GED incorporating common core standards

Effective January, test will require computer

dyawger@mercedsunstar.comAugust 22, 2013 

— The GED test, which students must pass to receive the equivalent of a high school diploma, is changing next year, both in content and its format.

Debbie Glass, Merced Adult School principal, said effective next January the test can be taken only on computers and test questions will be aligned with common core state standards.

The current GED test includes reading, writing, science, social studies and math. To earn a certificate, each test subject must be passed with a minimum score, Glass said.

The 2014 GED test will have four sections: reasoning through language arts, mathematical reasoning, science and social studies. Questions will test students' college and career readiness.

Glass said the computerized test now is being administered with older subject questions. There are about eight hours of testing, with each section taking about 65 to 90 minutes to complete.

Christy Tatum, GED preparation teacher, said currently all five subjects are taught, with an emphasis on math. Two hours daily are spent on improving mathematics; math and writing are the areas where most students struggle.

"More focus is being placed on writing skills," Tatum said, "and writing skills will be essential with the new 2014 GED test. Students will be expected to type in responses to questions across all subject areas, including math."

Students also will be expected to critically think and apply their knowledge in several areas. Project-based learning has improved critical thinking skills and students have enjoyed completing real life projects, according to Tatum.

Kristin Blanchard, program manager and chief examiner, said 17 computer-based tests have been administered, some of which were for Merced Adult School GED students. Teachers report students who took a GED test on computer passed.

Glass said the GED test originally was developed in 1942 as a proof of high school equivalency, so American servicemen who left high school to enlist in World War II could continue their education once they returned home.

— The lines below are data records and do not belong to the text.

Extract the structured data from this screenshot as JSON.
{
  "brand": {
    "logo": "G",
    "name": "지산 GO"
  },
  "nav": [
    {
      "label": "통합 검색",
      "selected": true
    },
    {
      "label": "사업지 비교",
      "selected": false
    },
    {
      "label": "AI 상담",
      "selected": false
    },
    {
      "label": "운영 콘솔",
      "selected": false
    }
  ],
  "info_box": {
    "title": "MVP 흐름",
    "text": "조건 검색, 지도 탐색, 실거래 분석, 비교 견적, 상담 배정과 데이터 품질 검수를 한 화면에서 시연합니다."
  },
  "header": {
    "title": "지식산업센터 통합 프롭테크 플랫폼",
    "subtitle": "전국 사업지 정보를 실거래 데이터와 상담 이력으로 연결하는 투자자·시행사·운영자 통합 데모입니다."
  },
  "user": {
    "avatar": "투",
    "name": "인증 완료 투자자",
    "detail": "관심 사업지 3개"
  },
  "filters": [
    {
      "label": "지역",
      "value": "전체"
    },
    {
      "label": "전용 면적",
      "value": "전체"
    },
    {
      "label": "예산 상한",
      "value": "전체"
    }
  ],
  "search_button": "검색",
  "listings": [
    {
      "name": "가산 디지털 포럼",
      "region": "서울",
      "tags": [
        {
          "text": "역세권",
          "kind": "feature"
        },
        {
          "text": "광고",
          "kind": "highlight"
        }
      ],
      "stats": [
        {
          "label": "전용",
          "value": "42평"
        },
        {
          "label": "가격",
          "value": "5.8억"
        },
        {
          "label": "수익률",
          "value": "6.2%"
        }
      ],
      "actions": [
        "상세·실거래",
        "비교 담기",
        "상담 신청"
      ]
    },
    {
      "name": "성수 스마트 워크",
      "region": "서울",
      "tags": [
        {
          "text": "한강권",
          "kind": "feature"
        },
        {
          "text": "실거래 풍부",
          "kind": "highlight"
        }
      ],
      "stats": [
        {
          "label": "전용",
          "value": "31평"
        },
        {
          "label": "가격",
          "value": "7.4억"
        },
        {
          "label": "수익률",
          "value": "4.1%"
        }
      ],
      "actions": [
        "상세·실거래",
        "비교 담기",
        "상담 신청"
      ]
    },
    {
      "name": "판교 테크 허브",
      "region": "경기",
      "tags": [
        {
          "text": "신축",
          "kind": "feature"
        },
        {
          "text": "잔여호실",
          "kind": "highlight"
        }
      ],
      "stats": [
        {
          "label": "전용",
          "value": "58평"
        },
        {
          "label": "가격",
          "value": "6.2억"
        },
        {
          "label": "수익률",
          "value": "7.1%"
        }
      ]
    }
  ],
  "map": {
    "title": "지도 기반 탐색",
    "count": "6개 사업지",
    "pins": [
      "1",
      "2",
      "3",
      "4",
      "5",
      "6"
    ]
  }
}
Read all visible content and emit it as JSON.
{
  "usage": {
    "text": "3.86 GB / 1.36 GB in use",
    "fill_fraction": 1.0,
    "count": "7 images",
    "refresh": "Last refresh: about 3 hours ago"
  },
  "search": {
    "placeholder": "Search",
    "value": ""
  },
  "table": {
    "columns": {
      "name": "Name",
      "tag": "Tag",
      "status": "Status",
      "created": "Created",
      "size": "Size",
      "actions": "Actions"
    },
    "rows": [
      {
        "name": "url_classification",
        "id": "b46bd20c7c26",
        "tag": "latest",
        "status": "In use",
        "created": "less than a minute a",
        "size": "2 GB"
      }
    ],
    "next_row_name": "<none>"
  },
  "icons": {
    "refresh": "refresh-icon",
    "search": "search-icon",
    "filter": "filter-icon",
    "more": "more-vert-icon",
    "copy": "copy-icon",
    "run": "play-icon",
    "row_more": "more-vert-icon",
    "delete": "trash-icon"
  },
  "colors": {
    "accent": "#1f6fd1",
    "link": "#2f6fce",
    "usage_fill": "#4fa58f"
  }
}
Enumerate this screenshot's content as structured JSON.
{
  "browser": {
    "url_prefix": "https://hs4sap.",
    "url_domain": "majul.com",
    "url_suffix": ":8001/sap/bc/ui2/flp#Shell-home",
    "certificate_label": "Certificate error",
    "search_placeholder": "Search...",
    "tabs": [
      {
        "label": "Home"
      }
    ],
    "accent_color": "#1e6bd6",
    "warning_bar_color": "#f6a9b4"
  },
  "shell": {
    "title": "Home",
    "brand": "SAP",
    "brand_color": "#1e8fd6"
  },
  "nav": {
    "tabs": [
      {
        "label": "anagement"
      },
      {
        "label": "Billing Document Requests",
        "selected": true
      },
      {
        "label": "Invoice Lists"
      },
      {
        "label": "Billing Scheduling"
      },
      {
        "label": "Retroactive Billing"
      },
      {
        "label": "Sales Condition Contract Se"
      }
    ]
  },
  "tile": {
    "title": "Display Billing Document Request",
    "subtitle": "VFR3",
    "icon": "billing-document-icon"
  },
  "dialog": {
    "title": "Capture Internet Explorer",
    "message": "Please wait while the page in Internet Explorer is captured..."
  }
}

The GED Testing Service has managed the testing, which is available in all 50 states and many other countries and military bases across the world. About every 10 years the GED test changes to keep in step with educational trends in secondary education.

The current test has been in place for 11 years. Anyone who has passed some portion of the current test — but not all of it — needs to pass the remaining sections by Dec. 19 or they will have to begin again on the new tests and be required to pay their fees again.

It costs $140 to take the test, Glass said.

Merced Adult School had 274 GED graduates during the 2012-13 school year. The school has recently been named as one of three electronic Pearson Vue GED testing sites in the San Joaquin and Sacramento valleys. The test site is at the Castle Commerce Center. Test takers can register, schedule and pay for their tests online.